Could virtual reality revolutionize home entertainment and the IT job market?

2016 is likely to be the year of Virtual Reality with companies like Sony, Facebook and Microsoft all expected to release their VR devices this year.

Industry experts have projected Virtual Reality device sales to hit 14 million units worldwide in 2016, which could potentially cement it's place in the tech world and provide a new form of entertainment for the masses. The technology allows users to wear headsets that immerse them in a three-dimensional world that uses motion sensors to look around a 360° virtual world without the use of buttons or other devices - with the exception of gamepads to help move the player forward and execute other actions.

The most popular VR device to come out this year is expected to be the Oculus Rift, which is on pre-sale for £499 and was originally funded by a Kickstarter campaign and then was bought by Facebook for £1.5 billion. CES 2016 also showcased many promising virtual reality headsets too, so there could be a lot of competition in the VR market this year.
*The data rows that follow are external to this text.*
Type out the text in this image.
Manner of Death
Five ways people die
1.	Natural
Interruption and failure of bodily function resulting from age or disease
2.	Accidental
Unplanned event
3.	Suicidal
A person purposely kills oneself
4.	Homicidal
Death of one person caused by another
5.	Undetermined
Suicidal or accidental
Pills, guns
Not only is VR expected to revolutionise computer gaming and home video entertainment but it could also pave the way for VR developers to help program and design new and innovative content for virtual reality.

Gaming is predicted to be the forefront of virtual reality and has already proven to be popular with first person computer games such as Minecraft and Alien: Isolation, which allows the user to be fully immersed into the virtual world of the player character. But what could VR developers provide for the casual gamer or non-gamer? One example we've seen so far this year is Alton Towers' introducing the world's first virtual reality roller coaster, Galatica, which looks to put users in a virtual galactic world and give the illusion of flying through space, thanks to VR technology.
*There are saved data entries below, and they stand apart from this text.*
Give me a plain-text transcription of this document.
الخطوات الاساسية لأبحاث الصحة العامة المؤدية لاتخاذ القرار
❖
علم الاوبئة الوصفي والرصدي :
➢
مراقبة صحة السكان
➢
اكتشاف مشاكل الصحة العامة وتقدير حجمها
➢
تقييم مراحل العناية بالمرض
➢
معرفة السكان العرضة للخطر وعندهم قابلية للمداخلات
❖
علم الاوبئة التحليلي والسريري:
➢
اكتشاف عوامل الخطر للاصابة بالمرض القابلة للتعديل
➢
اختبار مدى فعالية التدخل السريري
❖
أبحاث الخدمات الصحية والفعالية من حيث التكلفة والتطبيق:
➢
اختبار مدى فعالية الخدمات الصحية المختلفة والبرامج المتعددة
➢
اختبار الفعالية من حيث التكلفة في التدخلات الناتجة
Google has also experimented with VR with the introduction of 360° videos, allowing users to look around HD video experiences and feel like they're in the middle of a scenario, such as walking around New York or jumping out of a plane. The technology can be experienced using Google's cheaper VR headset alternative, Google Cardboard, which is a folded cardboard headset that holds your phone to provide you with a VR experience. It's certainly a cheaper alternative to the recently priced Oculus Rift and although it's not likely to provide the full experience that the premium headsets promise to deliver, it could certainly provide curiosity and interest to those on a budget.

Even though 2016 is expected to be the year that virtual reality makes it's mark, it may not be later until the technology is fully utilised. Developer kits have been available for virtual reality headsets for a while now which has given programmers and developers the chance to create innovative, immersive content especially for these VR devices, but the true breakthrough titles may not come out for a while with the focus being on existing games and content being adapted for VR.

“It is … inevitable that some of these devices will overpromise and under deliver... Yet, once these devices begin to get into consumers hands and developers launch content that moves beyond the ‘wow’ moment and into uniquely, useful experiences, it will be clear that entertainment, communication, and many enterprise functions will change dramatically over the coming decade as VR/AR evolve.” said Ben Schachter of Macquarie Capital, who has been monitoring the projected sales in the tech market.

As previously mentioned, if virtual reality does take off this year, the content may take time to catch up to truly show the technology's potential. However, game companies, film studios and other tech giants are expected to develop unique experiences to ensure VR isn't just a gimmick but a new form of entertainment that could be here to stay. And if it does, we could see new job titles such as VR developers, programmers and analysts to keep developing exciting and innovative content in years to come.